Art Bike Relief invited Michelle to join our adventure in the desert to design the artwork that we will build on the playa: The Prayer Wheels. The art installation consists of five redesigned bicycles, all connected to each other. Once visitors straddle the bikes, the first pedal movements activate the chains, setting in motion 50 prayer wheels built from recycled tires and bicycle wheels. We have three days and three nights to complete this artwork in time for opening Sunday.
Guillaume Godart, a carpenter maker from Toulouse, is our wood leader. He cut more than 1.5 km of planks, which little hands like mine burn according to a Japanese technique to bring out the detail of the wooden planks, which will then be painted gold by Océane. In the metal and bicycle studio, Lilian, another French artist, maker and founder of the invisible collective Lîle offers lots of advice on how to connect the five bikes in an artistically pleasing form.
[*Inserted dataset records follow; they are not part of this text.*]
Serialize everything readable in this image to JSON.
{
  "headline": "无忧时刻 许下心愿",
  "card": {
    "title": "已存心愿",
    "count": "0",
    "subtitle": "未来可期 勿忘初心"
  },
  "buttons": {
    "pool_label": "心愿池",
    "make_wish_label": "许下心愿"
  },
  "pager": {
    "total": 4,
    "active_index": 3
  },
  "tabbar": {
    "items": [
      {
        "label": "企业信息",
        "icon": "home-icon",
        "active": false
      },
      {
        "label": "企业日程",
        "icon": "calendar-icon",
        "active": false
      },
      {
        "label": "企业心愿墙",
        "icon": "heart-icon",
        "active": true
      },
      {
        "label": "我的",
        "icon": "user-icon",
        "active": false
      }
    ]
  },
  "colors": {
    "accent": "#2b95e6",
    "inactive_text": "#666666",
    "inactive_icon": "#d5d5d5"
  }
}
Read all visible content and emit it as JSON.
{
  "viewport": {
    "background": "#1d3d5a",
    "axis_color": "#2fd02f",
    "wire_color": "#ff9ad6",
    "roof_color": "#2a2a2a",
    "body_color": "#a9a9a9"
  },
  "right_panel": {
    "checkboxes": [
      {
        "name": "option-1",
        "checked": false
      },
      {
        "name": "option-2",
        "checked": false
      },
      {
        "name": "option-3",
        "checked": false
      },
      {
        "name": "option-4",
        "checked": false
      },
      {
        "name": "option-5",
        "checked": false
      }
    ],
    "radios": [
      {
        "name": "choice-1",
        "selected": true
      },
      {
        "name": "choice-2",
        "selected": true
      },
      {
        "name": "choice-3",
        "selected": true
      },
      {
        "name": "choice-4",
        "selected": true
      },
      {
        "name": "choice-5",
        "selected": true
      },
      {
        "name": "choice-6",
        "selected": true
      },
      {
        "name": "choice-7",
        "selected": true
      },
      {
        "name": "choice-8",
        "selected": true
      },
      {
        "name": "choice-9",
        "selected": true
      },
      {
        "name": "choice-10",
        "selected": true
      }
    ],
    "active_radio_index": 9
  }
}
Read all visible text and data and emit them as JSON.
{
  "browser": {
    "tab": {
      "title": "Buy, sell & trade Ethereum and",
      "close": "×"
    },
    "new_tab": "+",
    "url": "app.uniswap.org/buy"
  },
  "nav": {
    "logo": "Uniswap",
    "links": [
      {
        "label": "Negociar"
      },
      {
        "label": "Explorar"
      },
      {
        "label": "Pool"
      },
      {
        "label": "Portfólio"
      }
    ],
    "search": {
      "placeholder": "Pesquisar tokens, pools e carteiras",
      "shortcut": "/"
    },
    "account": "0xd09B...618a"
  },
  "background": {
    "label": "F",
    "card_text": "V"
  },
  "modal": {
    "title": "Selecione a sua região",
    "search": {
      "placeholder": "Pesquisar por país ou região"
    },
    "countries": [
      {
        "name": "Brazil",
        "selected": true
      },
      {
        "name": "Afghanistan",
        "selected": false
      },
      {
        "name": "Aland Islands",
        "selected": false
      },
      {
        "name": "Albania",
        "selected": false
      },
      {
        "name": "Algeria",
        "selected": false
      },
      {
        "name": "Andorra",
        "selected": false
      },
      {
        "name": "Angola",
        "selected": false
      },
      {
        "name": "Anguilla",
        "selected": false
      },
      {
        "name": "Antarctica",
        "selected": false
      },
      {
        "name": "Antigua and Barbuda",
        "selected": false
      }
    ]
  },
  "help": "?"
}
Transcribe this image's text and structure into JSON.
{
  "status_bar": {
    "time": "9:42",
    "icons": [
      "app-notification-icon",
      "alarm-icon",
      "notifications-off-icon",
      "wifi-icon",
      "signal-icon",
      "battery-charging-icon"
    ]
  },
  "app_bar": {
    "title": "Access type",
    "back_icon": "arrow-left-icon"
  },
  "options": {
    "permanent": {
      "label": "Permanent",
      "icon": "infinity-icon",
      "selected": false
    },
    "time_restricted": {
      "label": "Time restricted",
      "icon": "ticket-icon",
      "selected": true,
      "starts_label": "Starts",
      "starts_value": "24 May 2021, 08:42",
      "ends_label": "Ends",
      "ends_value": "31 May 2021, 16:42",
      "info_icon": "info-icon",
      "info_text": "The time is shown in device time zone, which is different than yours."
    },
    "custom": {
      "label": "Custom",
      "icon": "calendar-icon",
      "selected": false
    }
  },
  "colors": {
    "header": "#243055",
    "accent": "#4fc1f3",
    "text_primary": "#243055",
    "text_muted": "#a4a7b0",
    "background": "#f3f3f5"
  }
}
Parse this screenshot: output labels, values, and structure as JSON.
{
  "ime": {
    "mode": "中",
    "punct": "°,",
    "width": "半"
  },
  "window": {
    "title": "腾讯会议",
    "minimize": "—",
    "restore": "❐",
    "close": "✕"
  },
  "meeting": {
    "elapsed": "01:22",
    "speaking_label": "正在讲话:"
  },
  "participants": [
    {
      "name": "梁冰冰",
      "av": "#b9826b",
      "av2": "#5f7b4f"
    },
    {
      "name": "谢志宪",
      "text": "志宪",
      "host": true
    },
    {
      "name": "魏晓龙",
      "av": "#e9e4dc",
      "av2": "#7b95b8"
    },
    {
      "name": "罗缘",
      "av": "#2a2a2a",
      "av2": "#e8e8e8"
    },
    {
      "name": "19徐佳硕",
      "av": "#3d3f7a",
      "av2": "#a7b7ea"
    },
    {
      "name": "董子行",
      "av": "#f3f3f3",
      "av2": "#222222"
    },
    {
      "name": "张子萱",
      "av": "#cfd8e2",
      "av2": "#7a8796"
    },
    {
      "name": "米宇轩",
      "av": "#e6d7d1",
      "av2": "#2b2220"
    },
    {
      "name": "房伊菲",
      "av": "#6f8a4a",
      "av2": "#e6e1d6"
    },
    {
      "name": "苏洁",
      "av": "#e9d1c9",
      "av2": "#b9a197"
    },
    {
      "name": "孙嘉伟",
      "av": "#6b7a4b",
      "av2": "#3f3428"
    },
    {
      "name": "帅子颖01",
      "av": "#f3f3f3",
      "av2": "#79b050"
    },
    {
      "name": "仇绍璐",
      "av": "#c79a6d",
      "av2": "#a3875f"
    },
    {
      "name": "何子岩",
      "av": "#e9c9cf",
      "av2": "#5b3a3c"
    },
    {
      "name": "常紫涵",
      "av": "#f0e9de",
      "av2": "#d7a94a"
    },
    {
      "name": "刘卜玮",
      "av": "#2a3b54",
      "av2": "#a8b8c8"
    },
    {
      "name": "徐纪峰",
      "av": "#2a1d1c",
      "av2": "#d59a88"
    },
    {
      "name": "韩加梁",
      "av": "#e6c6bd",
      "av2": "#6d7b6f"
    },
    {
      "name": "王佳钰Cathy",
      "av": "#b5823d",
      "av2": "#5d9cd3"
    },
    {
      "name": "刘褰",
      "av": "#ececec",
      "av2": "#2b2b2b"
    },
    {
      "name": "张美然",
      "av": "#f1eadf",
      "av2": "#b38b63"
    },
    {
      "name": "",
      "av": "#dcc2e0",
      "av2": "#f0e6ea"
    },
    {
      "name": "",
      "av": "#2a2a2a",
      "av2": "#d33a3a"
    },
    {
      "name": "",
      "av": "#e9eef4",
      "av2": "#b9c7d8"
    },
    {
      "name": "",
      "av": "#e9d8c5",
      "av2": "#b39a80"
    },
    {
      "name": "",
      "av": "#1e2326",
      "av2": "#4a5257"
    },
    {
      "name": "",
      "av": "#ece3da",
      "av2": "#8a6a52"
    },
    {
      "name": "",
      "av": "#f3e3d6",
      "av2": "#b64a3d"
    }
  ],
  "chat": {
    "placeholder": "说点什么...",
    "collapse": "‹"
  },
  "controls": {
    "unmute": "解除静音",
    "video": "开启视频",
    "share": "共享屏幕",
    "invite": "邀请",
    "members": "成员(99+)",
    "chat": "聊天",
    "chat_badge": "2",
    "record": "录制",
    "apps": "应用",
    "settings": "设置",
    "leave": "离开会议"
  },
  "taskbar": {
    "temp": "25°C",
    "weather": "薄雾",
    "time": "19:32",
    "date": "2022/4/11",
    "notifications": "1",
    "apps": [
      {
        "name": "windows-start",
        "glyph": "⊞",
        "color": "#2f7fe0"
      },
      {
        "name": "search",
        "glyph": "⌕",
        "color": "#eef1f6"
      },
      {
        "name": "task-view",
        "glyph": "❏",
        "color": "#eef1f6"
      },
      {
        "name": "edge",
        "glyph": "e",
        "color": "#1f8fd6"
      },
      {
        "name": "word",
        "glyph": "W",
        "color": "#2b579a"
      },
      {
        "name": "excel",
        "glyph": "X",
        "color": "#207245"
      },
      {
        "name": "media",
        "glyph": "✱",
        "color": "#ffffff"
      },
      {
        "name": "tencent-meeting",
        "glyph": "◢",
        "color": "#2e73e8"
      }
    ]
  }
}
We are all exhausted, the slightest movement requires considerable effort. There are 20 of us working in conditions that make us crack at some point. I’m learning so much. Assigned to the prayer wheels, I follow directions to screw the wood pieces onto 100 bicycle wheels, but the lack of physical strength and fatigue prevent me from making quick progress. Then the generator breaks down… No more light, it’s 11pm and we have been working since 8am in intense wind and dust… Now it’s my turn to crack.
For the past 10 days, everyone has been pushing themselves to the limit, and unconsciously, the group spirit that has developed around the production of this project has made us into a family. There is always someone to boost our morale, give us confidence in our mission, and nobody gives up, despite everyone’s exhaustion. It was Yahav Levy, an Israeli student in industrial design who scorched the planks with us, who came to encourage me the other night. We were in the middle of a dust storm, at the end of a day where the wind and the sun had completely crushed us. We need to liberate ourselves from the stress and concentrate on our project, which up to this point had seemed to me utopic. Positive energy is in the air, and we are all connected together.
The generator is working again after a full hour of power outage. It’s 1am and we are all back at work with a single goal in mind: to finish our art piece. Despite the harsh conditions, I believe we will make it.